Poiares Maduro: "Nenhuma democracia sobrevive quando tudo é sistematicamente contestado" Miguel Manso

O ministro-Adjunto e do Desenvolvimento Regional, Miguel Poiares Maduro, afirmou nesta sexta-feira que a ausência de consenso não pode servir de justificação à "inacção" política e reiterou que é opção do Governo ficar no euro.

"A ausência de consenso não pode servir de justificação à inacção política. Aquilo a que este Governo, qualquer Governo, está obrigado é a uma genuína procura de consenso. Mas o consenso não pode ser fictício", disse Poiares Maduro numa intervenção proferida na conferência Consensus e Reforma Institucional, a decorrer na Fundação Calouste Gulbenkian, em Lisboa.

O governante enfatizou que "a opção deste Governo é clara: ficar no euro", mas, para tal, "é preciso assumir certas regras do jogo".

Considerou, a propósito, que "o consenso é mais do que imprescindível". Num discurso de 13 páginas na qual a palavra de eleição é consenso, Poiares Maduro afirmou: "Para mim a política não faz sentido sem consenso, mas a política também não pode ser reduzida ao consenso".

Referiu que "sem cooperação e genuína procura de consenso, a política democrática deixa de regular os conflitos e passa a ser antes a sua origem".

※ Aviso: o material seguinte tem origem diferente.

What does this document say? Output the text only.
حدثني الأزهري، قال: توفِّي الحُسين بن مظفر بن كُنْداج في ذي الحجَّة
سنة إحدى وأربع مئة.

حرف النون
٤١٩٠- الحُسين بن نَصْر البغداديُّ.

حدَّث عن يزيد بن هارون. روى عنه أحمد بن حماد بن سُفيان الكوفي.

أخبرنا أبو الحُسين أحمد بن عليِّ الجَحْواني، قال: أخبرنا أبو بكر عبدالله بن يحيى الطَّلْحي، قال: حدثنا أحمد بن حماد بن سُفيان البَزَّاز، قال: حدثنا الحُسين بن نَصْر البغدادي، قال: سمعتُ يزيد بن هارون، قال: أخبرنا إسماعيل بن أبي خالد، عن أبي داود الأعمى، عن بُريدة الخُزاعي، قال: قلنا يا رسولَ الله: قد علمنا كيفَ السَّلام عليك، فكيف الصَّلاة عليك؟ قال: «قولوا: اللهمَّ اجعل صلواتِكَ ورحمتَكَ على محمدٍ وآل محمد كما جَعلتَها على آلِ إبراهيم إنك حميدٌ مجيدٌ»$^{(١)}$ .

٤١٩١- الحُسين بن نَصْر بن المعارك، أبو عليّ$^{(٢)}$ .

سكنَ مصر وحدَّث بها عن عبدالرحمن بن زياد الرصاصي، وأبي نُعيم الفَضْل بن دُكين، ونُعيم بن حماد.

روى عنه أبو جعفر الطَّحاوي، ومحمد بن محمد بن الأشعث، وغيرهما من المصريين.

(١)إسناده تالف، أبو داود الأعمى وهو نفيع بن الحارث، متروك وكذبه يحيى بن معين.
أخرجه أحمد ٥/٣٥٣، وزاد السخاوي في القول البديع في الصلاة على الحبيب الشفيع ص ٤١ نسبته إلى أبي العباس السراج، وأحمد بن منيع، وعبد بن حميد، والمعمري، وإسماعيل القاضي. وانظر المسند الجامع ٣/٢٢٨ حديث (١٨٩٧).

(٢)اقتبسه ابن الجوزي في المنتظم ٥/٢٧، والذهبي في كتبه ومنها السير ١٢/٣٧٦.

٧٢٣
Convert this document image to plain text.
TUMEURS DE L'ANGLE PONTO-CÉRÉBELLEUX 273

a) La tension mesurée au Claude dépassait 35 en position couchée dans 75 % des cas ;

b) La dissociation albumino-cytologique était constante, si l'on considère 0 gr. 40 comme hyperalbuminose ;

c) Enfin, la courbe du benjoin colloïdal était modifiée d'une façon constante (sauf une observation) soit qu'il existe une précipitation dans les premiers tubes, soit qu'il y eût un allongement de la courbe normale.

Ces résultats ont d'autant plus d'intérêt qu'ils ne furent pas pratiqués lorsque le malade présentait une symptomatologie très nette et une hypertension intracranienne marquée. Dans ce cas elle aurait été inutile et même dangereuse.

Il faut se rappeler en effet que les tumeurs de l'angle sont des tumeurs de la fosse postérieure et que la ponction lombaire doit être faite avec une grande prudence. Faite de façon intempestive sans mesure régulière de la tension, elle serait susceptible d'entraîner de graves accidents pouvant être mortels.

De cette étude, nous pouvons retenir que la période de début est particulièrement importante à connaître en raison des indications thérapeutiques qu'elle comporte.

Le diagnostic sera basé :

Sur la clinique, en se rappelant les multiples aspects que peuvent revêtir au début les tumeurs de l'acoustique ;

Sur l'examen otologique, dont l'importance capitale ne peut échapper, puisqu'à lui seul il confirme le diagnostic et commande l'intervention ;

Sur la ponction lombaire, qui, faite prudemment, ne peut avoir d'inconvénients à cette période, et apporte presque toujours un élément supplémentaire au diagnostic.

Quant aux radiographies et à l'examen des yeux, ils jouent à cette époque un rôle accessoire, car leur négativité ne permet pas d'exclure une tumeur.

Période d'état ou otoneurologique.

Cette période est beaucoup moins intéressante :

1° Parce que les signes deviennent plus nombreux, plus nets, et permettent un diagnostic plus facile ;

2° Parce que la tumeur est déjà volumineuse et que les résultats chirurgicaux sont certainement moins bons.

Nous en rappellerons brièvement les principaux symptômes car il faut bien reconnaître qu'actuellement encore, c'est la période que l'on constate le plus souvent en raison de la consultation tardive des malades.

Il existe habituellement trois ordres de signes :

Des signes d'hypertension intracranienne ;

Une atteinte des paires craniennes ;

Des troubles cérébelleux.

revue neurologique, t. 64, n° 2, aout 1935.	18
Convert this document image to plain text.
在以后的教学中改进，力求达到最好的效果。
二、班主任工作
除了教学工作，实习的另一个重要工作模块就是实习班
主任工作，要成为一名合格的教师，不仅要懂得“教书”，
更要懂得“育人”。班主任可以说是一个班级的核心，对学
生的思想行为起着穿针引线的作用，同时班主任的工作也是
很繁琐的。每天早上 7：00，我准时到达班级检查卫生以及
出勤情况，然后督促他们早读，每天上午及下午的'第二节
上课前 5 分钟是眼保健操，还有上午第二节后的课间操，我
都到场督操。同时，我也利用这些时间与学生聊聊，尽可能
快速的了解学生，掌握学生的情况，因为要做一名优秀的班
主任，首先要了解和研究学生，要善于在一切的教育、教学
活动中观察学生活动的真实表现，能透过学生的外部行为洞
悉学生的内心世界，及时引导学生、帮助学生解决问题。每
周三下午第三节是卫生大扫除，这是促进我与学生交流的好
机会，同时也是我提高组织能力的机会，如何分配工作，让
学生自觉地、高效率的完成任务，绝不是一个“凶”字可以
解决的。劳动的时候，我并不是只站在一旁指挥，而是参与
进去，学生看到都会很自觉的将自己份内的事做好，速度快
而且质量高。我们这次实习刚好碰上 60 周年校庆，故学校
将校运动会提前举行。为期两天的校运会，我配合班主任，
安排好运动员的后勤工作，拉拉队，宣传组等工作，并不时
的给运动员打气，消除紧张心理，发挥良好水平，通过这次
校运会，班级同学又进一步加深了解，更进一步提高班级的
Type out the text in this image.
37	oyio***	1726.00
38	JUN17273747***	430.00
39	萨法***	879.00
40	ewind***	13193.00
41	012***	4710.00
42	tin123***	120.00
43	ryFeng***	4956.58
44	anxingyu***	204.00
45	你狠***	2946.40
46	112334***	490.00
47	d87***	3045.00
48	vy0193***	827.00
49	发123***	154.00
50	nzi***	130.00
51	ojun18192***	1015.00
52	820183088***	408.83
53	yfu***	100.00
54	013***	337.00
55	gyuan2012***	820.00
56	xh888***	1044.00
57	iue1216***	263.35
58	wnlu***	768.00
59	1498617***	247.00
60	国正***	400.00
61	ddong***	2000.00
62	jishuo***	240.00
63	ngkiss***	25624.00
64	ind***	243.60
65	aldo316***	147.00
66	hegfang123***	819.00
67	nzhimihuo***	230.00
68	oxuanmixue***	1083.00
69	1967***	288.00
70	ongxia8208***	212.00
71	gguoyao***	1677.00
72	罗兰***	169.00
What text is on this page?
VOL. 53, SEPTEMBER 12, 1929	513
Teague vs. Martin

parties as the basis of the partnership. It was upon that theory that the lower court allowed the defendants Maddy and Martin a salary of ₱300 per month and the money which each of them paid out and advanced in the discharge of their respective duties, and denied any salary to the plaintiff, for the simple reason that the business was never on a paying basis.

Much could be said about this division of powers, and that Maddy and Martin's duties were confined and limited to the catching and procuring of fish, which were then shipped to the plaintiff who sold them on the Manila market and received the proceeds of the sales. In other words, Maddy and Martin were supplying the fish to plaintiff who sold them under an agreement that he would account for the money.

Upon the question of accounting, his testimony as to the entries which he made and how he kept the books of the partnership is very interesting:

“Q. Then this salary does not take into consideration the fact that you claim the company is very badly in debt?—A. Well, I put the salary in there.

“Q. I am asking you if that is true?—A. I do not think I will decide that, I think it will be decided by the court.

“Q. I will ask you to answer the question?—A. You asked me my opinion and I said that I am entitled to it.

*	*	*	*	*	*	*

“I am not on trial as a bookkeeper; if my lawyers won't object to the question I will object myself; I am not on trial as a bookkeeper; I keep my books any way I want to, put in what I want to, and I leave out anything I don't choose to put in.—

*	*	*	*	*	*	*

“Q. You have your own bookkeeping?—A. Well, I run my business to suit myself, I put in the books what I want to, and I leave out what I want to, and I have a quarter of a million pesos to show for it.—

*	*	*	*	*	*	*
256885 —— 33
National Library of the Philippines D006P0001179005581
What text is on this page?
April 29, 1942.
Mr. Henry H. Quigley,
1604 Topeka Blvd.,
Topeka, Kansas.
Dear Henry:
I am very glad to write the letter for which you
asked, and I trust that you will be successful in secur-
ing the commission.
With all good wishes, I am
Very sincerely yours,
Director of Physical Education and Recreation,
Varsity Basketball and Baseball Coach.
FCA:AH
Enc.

"Nenhuma democracia sobrevive quando tudo é sistematicamente contestado. E nenhum Estado pode ser eficiente se tudo é constantemente alterado", advertiu o ministro-Adjunto.

Segundo o responsável, "sem consenso institucional a democracia não funciona. E, colocada perante a necessidade de fazer escolhas institucionais, não sobrevive, se não for capaz de consensualizar as reformas a fazer".

Salientou ainda que "é um erro pensar que os problemas começaram ontem", uma vez que Portugal deixou de crescer no ano 2000 e não procurou um "consenso genuíno" aquando da adesão à moeda única.